Monday, May 01, 2006

Slither (2006)

James Gunn's directorial debut shows that Troma taught him well: It's an icky, sticky creature-feature with an astronomical splatter quotient, a sidelong sense of humor and a willingness to offend everyone it sees (or everyone that sees it). Basically, it's my kind of movie. It's stuffed to the gills with aliens, killer slugs, exploding heads, exploding bodies, mind control, Runnin' Zombies(TM), mucus, blood and muck. Complaints of excess are irrelevant -- this type of film thrives on being too much in every direction.
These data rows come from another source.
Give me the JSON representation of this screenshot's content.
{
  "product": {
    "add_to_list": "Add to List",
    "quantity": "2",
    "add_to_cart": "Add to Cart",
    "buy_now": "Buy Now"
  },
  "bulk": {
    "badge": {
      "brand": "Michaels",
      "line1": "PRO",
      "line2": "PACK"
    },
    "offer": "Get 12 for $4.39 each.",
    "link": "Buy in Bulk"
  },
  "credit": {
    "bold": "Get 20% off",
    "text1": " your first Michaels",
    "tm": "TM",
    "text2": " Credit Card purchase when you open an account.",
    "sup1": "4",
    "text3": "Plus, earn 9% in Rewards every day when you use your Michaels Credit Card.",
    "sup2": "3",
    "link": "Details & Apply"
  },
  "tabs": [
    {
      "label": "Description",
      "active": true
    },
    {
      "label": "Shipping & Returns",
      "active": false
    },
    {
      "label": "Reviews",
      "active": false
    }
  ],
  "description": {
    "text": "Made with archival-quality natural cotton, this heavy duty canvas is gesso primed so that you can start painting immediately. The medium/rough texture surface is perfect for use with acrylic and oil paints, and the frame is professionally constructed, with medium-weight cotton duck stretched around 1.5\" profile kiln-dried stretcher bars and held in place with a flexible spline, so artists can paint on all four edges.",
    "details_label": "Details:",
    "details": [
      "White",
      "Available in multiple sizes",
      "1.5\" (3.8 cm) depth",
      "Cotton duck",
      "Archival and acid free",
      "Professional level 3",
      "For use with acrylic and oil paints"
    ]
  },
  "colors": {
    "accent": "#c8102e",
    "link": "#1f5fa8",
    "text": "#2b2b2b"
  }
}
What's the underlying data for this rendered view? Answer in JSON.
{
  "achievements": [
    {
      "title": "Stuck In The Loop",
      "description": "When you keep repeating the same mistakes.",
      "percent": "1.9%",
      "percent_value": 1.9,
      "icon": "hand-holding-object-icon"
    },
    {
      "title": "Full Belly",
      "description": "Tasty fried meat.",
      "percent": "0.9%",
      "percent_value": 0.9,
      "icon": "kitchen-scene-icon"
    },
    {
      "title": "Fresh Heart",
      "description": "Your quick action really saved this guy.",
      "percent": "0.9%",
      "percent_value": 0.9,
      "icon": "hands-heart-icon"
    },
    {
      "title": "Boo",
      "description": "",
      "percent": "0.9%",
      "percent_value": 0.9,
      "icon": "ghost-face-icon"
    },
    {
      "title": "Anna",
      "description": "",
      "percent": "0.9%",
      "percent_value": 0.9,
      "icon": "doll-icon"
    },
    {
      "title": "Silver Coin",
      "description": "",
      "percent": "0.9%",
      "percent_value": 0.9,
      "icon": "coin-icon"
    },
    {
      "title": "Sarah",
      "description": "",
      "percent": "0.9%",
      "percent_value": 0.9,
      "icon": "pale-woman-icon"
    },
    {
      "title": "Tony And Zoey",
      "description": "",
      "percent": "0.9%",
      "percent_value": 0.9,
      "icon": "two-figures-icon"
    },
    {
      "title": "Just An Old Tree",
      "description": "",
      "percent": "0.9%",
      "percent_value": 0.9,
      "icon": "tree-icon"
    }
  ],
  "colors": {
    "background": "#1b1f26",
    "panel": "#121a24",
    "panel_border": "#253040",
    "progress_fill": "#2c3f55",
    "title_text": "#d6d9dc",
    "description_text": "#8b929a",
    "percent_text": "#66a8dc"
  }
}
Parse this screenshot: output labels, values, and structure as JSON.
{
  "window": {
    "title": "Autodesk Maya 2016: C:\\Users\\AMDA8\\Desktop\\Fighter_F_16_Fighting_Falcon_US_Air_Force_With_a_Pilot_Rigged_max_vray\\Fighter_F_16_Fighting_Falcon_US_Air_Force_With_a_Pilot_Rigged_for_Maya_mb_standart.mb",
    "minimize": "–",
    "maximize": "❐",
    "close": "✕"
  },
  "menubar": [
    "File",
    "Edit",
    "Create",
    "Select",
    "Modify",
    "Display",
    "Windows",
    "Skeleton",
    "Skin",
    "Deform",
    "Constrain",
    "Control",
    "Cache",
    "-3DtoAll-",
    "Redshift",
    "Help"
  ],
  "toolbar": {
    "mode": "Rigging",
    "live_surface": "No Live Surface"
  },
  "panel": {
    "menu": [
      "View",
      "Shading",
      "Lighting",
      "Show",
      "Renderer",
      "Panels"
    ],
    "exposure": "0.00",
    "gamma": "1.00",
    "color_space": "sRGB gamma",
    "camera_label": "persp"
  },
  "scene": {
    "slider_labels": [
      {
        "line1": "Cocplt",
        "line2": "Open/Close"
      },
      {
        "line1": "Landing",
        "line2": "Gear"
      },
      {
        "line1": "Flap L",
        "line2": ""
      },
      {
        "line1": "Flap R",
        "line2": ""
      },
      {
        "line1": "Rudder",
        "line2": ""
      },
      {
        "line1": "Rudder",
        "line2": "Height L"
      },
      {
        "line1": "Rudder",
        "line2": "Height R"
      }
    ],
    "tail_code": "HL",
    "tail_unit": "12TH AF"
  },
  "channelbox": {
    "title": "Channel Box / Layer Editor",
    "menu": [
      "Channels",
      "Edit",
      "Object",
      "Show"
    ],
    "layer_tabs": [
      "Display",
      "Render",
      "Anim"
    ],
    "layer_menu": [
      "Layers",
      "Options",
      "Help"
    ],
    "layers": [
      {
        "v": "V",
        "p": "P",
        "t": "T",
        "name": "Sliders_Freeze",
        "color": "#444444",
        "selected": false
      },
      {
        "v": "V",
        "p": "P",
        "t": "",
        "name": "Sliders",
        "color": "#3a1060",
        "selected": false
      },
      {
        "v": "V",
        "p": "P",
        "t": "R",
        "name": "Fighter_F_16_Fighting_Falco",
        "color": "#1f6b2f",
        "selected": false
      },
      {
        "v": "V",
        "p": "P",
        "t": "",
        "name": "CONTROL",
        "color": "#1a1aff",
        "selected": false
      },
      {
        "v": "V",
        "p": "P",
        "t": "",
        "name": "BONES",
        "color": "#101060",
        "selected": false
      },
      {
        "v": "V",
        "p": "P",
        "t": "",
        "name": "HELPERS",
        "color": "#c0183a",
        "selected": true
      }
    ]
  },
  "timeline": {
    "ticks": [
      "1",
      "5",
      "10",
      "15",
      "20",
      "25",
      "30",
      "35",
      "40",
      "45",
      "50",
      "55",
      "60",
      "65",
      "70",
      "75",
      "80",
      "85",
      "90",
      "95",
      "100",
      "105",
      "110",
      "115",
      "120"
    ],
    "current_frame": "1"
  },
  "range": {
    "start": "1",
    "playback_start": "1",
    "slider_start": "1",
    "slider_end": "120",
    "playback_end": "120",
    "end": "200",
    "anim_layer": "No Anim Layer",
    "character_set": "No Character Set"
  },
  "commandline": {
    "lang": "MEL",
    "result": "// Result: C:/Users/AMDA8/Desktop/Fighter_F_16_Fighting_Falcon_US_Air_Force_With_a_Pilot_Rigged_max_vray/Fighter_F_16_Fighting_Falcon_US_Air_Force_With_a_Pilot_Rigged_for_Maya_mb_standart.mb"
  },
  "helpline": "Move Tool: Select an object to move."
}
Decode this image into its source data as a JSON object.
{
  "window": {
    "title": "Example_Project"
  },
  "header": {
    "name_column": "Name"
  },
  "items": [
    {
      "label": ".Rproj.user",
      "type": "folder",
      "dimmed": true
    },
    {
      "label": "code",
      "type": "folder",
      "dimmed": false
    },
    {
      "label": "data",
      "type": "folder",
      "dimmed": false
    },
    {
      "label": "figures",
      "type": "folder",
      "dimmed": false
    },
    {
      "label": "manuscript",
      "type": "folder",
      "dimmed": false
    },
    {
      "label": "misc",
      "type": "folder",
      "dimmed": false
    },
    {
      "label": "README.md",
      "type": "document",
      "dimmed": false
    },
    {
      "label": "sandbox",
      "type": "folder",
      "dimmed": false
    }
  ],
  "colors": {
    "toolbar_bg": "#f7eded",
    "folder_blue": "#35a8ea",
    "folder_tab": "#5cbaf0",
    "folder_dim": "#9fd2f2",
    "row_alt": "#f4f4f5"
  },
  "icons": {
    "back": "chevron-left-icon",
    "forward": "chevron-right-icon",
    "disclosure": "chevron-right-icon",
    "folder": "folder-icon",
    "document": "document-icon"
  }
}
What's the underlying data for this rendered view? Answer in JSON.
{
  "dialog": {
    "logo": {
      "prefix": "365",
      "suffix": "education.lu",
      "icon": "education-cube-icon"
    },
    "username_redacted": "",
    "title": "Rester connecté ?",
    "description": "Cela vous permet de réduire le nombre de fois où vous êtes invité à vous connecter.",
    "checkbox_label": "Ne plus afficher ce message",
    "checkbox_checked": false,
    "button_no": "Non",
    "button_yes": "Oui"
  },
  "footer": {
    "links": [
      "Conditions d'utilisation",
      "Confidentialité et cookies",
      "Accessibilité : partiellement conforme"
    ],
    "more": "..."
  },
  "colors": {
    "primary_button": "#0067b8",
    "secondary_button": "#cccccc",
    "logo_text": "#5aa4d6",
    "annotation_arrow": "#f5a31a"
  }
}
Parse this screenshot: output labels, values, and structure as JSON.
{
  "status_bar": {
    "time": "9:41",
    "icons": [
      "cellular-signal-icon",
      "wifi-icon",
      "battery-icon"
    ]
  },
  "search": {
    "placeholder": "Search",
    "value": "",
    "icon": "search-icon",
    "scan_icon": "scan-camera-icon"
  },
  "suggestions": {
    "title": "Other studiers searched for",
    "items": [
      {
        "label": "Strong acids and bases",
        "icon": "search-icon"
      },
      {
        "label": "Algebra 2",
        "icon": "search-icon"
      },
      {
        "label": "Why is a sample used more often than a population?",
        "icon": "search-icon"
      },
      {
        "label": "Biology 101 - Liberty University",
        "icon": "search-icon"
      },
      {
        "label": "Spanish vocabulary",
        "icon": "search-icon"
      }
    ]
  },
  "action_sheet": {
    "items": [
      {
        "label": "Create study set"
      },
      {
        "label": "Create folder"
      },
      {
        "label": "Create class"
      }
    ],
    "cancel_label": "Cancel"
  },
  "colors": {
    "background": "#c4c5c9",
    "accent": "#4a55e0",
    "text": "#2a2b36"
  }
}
That type of excess can be thrilling, but it can also be wearying; fortunately, the characters and Gunn's goofy sense of humor keep it grounded. Nathan Fillion does his usual thing as the square-jawed snark who has to suck up his courage and save the day; meanwhile, Gregg Henry seems to have been given his own corner of the film where he can rant and curse and generally take the piss out of everything. (Best comedic moment: when a frantic appraisal of the increasingly-dire situation devolves into a debate between Henry and Gregg about the semantics of the word "Martian.") Michael Rooker, though, is the linchpin. He's very good in a difficult role as Grant Grant, the shitkicker who becomes the flashpoint for the alien invasion/infection; he manages to wring emotion out of his conflicted character even under a ton of makeup that makes him look like a mass of pot roast. The makeup, augmented by CGI, is impressively sick-minded (is that a Society homage late in the film?), and Gunn tosses a couple unexpected wrinkles into his script. (The hive-mind zombies were pretty neat.) Even the horror-geek references that seem standard with films like this these days are well-handled: Instead of going the usual route by naming characters after George Romero and John Carpenter (which is so common that it's practically a cliche), Gunn name-checks Frank Henenlotter, visually quotes Shivers and names a gun store after James Woods's character in Videodrome. It's a big gift-wrapped valentine to sleaze fans from a sleaze fan who hit it big, and damned if it didn't tickle me fucking pink.

Grade: B+
Safety Last! (1923)

A silent comedy crafted almost entirely from astonishment. I wasn't impressed by my previous exposure to Harold Lloyd (The Freshman), but this... how could I dislike this wondrous thing? Like the best of Keaton or Chaplin, it proceeds according to its own unhinged internal logic, alternating silly sight gags with amazing feats of physical derring-do. I am a physical-comedy enthusiast at heart (pratfalls are stupid, but dammit, they're funny), so this is right up my alley -- it's dizzying slapstick on steroids. Lloyd's hustling bumbler is an appealing character, far more so than the rube he played in The Freshman, and the likeability helps. But the question remains, is it funny? Hell yeah. It's hilarious and hair-raising in equal measure, and the climactic building-climbing sequence is deservedly one of the most famous in all of silent comedy. The ingenuity of the sequence increases right alongside its intensity -- I was laughing and gasping at once. I need to see more Lloyd, methinks.